Engineering Contradictions & Design Principles
Engineering Contradiction Analysis
1Productivity
If the agricultural harvester operates in areas with varying crop states, then the harvesting coverage is maintained, but the harvesting efficiency and grain loss reduction deteriorate due to the need for frequent machine setting adjustments
Solution Approach 1:
The system performs preliminary sensing of crop state conditions ahead of the harvester's path using forward-looking sensors. This advance detection allows the control system to pre-adjust machine settings (header height, reel speed, cutter bar position) before entering areas with downed or varying crop, eliminating the need for frequent manual adjustments and maintaining harvesting efficiency across diverse field conditions
Solution Approach 2:
The system continuously monitors crop state using in-situ sensors and feeds this information back to the control system.
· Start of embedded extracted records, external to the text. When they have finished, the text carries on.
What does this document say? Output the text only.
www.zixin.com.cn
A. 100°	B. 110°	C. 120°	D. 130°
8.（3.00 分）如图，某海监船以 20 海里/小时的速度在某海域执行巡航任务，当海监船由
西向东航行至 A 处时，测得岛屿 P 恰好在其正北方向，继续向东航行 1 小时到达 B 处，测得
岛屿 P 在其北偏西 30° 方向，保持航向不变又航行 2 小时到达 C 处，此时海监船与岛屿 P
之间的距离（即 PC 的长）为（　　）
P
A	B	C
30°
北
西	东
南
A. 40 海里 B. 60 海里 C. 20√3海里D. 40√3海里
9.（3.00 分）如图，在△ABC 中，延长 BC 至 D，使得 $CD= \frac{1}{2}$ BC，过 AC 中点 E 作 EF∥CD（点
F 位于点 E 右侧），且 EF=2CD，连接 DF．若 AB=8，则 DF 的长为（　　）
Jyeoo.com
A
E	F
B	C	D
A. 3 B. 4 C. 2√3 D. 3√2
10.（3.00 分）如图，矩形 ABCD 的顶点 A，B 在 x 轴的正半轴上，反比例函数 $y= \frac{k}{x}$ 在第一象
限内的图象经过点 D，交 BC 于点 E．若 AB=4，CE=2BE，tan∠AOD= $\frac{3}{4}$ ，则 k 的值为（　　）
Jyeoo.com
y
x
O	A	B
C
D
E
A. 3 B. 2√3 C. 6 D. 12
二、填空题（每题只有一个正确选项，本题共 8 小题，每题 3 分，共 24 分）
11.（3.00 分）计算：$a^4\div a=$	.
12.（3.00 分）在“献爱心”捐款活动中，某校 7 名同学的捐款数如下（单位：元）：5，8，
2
The feedback loop enables real-time automatic adjustment of harvesting parameters based on actual crop conditions, resolving the contradiction by making the system responsive to varying crop states without requiring operator intervention
2Loss of substance
If the agricultural harvester uses manual machine setting adjustments for downed crops, then the grain loss is reduced, but the productivity and harvesting speed deteriorate due to operational interruptions
Solution Approach 1:
The harvester system performs self-adjustment of its harvesting parameters through automated control based on sensor input. The system independently detects crop state variations and automatically modifies header height, reel speed, and other settings without operator intervention, thereby reducing grain loss while maintaining continuous operation and harvesting speed
Solution Approach 2:
The system replaces manual mechanical adjustment operations with automated sensor-based control. Electronic sensors detect crop conditions and trigger automatic mechanical adjustments via actuators, eliminating the need for operators to stop and manually adjust settings, thus preserving both grain recovery and harvesting productivity
3Adaptability or versatility
If the agricultural harvester operates without predictive mapping, then the device complexity is reduced, but the adaptability to varying crop states and path planning capability deteriorate
Solution Approach 1:
The system creates predictive maps of crop state conditions ahead of the harvester's current position using forward-looking sensors and historical data. This preliminary mapping allows the control system to plan the optimal harvesting path in advance, adapting to varying crop states without requiring complex real-time decision-making, thus balancing adaptability with manageable system complexity
Data Source
AI summary
One or more information maps are obtained by an agricultural work machine. The one or more information maps map one or more agricultural characteristic values at different geographic locations of a field. An in-situ sensor on the agricultural work machine senses an agricultural characteristic as the agricultural work machine moves through the field. A predictive map generator generates a predictive map that predicts a predictive agricultural characteristic at different locations in the field based on a relationship between the values in the one or more information maps and the agricultural characteristic sensed by the in-situ sensor. The predictive map can be output and used in automated machine control.